We've been waiting longer than Gandalf's beard for The Lord Of The Rings: War In The North. Having first caught our eye back in 2009, it has been hovering near the top of our most-anticipated movie-game list ever since. Seems the wait has been well worth it; once again, Warner Bros has shattered our expectations of what to expect from a licensed video game. During the lengthy adventures of War In The North, you'll play as one of three characters. Eradan, a human Dúnedain Ranger, is as adept at hacking off limbs with his broadsword as he is threading an arrow through the eye of a far-off orc. Andriel, the elven Loremaster of Rivendell, is the group's powerful magician, able to manipulate Middle-earth's energies to heal friends or fry foes. Lastly, there's four feet of pure muscle and anger: Farin, the dwarven Champion of Erebor. Don't let his height fool you: he's capable of cleaving Uruk-hai head from neck like the best of them. Able to switch between these characters at will during the beginning of missions, each figure offers a refreshingly different approach to the art of goblin smashing.
But to truly see the game shine, it's best to play online with a few friends.

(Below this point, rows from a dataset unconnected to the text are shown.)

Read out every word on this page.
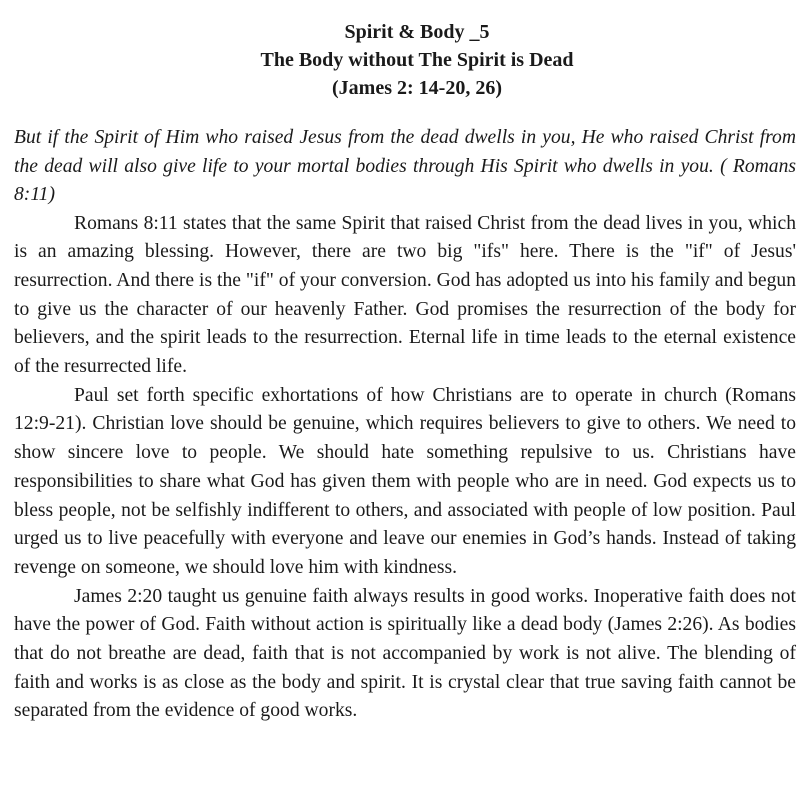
Spirit & Body _5
The Body without The Spirit is Dead
(James 2: 14-20, 26)
But if the Spirit of Him who raised Jesus from the dead dwells in you, He who raised Christ from the dead will also give life to your mortal bodies through His Spirit who dwells in you. ( Romans 8:11)
Romans 8:11 states that the same Spirit that raised Christ from the dead lives in you, which is an amazing blessing. However, there are two big "ifs" here. There is the "if" of Jesus' resurrection. And there is the "if" of your conversion. God has adopted us into his family and begun to give us the character of our heavenly Father. God promises the resurrection of the body for believers, and the spirit leads to the resurrection. Eternal life in time leads to the eternal existence of the resurrected life.
Paul set forth specific exhortations of how Christians are to operate in church (Romans 12:9-21). Christian love should be genuine, which requires believers to give to others. We need to show sincere love to people. We should hate something repulsive to us. Christians have responsibilities to share what God has given them with people who are in need. God expects us to bless people, not be selfishly indifferent to others, and associated with people of low position. Paul urged us to live peacefully with everyone and leave our enemies in God’s hands. Instead of taking revenge on someone, we should love him with kindness.
James 2:20 taught us genuine faith always results in good works. Inoperative faith does not have the power of God. Faith without action is spiritually like a dead body (James 2:26). As bodies that do not breathe are dead, faith that is not accompanied by work is not alive. The blending of faith and works is as close as the body and spirit. It is crystal clear that true saving faith cannot be separated from the evidence of good works.
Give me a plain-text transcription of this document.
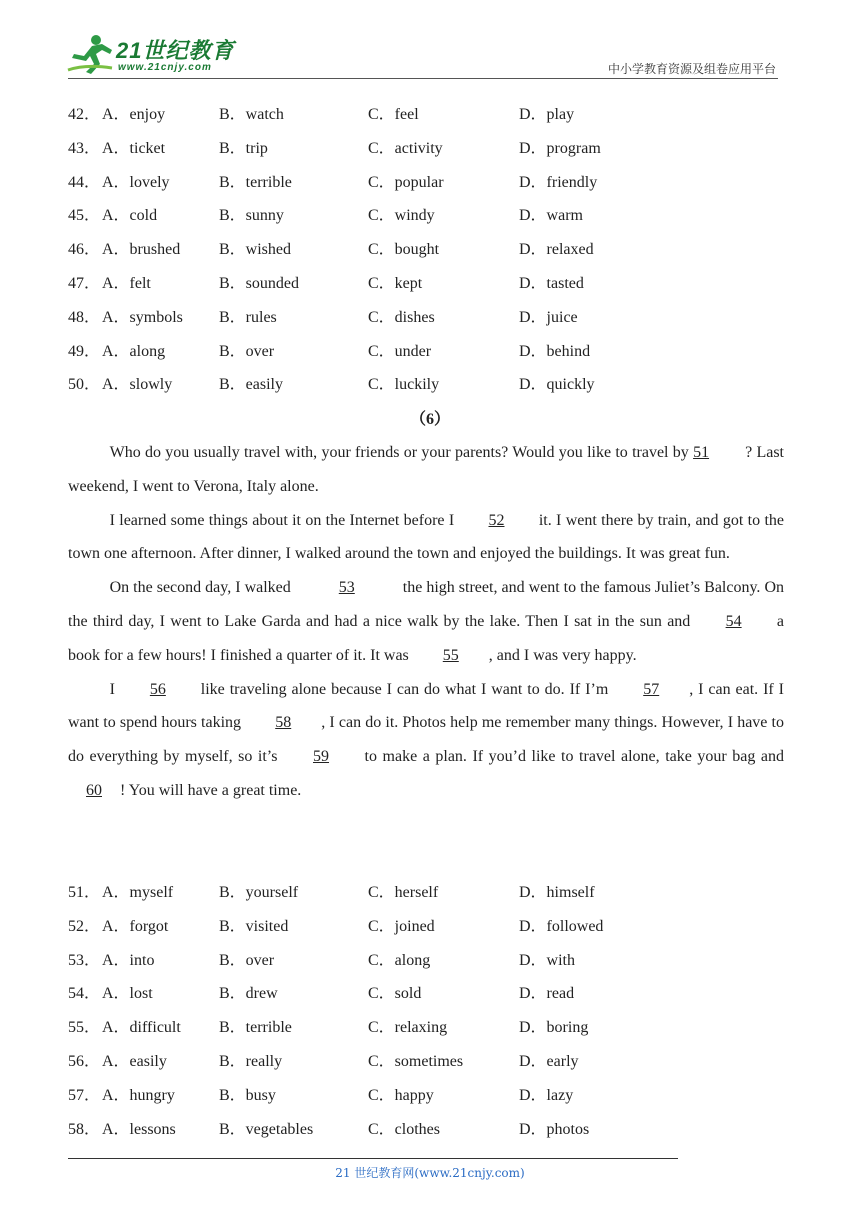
21世纪教育
www.21cnjy.com	中小学教育资源及组卷应用平台
42． A．enjoy	B．watch	C．feel	D．play
43． A．ticket	B．trip	C．activity	D．program
44． A．lovely	B．terrible	C．popular	D．friendly
45． A．cold	B．sunny	C．windy	D．warm
46． A．brushed B．wished	C．bought	D．relaxed
47． A．felt	B．sounded	C．kept	D．tasted
48． A．symbols B．rules	C．dishes	D．juice
49． A．along	B．over	C．under	D．behind
50． A．slowly	B．easily	C．luckily	D．quickly
（6）

Who do you usually travel with, your friends or your parents? Would you like to travel by 51 ? Last weekend, I went to Verona, Italy alone.

I learned some things about it on the Internet before I 52 it. I went there by train, and got to the town one afternoon. After dinner, I walked around the town and enjoyed the buildings. It was great fun.

On the second day, I walked	53	the high street, and went to the famous Juliet’s Balcony. On the third day, I went to Lake Garda and had a nice walk by the lake. Then I sat in the sun and 54 a book for a few hours! I finished a quarter of it. It was 55 , and I was very happy.

I 56 like traveling alone because I can do what I want to do. If I’m 57 , I can eat. If I want to spend hours taking 58 , I can do it. Photos help me remember many things. However, I have to do everything by myself, so it’s 59 to make a plan. If you’d like to travel alone, take your bag and 60 ! You will have a great time.

51． A．myself	B．yourself	C．herself	D．himself
52． A．forgot	B．visited	C．joined	D．followed
53． A．into	B．over	C．along	D．with
54． A．lost	B．drew	C．sold	D．read
55． A．difficult B．terrible	C．relaxing	D．boring
56． A．easily	B．really	C．sometimes	D．early
57． A．hungry	B．busy	C．happy	D．lazy
58． A．lessons	B．vegetables	C．clothes	D．photos
21 世纪教育网(www.21cnjy.com)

The three-player co-op mode is an absolute blast and, on the hardest difficulty, you'll need to work closely together (as a fellowship!) to beat Sauron's foes back into the mud from whence they arose.
As an action role-playing game, most of the gameplay involves you swinging sharp bits of steel around at a long list of Lord Of The Rings nasties. The combat within is simple to pick up but tricky to master, and is the first time a Lord Of The Rings game has candidly displayed the shocking result of metal on bone. Bloody decapitations and gory dismemberment are the norm, with the game helpfully going into slo-mo to help you enjoy the sweet satisfaction of a particularly gruesome kill. This is not a game for your six-year-old niece, hence its MA15+ rating. As the body count mounts, you'll be awarded experience points. These are used to improve a variety of character attributes and unlock new special abilities (there's a tomb-load of goodies to equip your characters with, too). Between deciding what to wear and which skills to specialise in, there's plenty of room for personalising each character.
While most Lord Of The Rings games have travelled the same well-trodden path as Frodo, War In The North takes you off the beaten track, sending you far away to defend against an impending attack on Rivendell. You'll visit many locales that are only hinted at in the books and films, such as the Ettenmoors, the Barrow-downs and Minas Tirith, as well as a few fan favourites such as the Prancing Pony and the elven capital. All of these locations share one thing in common: they're gorgeous.
This is one of 2011's best-looking games, and you'll end up with a grazed chin thanks to one jaw-dropping moment after the next. War In The North is not quite perfect, with the simple combat system occasionally getting repetitive if played single-player, and a basic user interface doesn't quite match the visual delights of the rest of the game. These are but small flaws in the scheme of things though, and we can unhesitatingly recommend the game to anybody who has a small place in their heart reserved for the adventures of Middle-earth.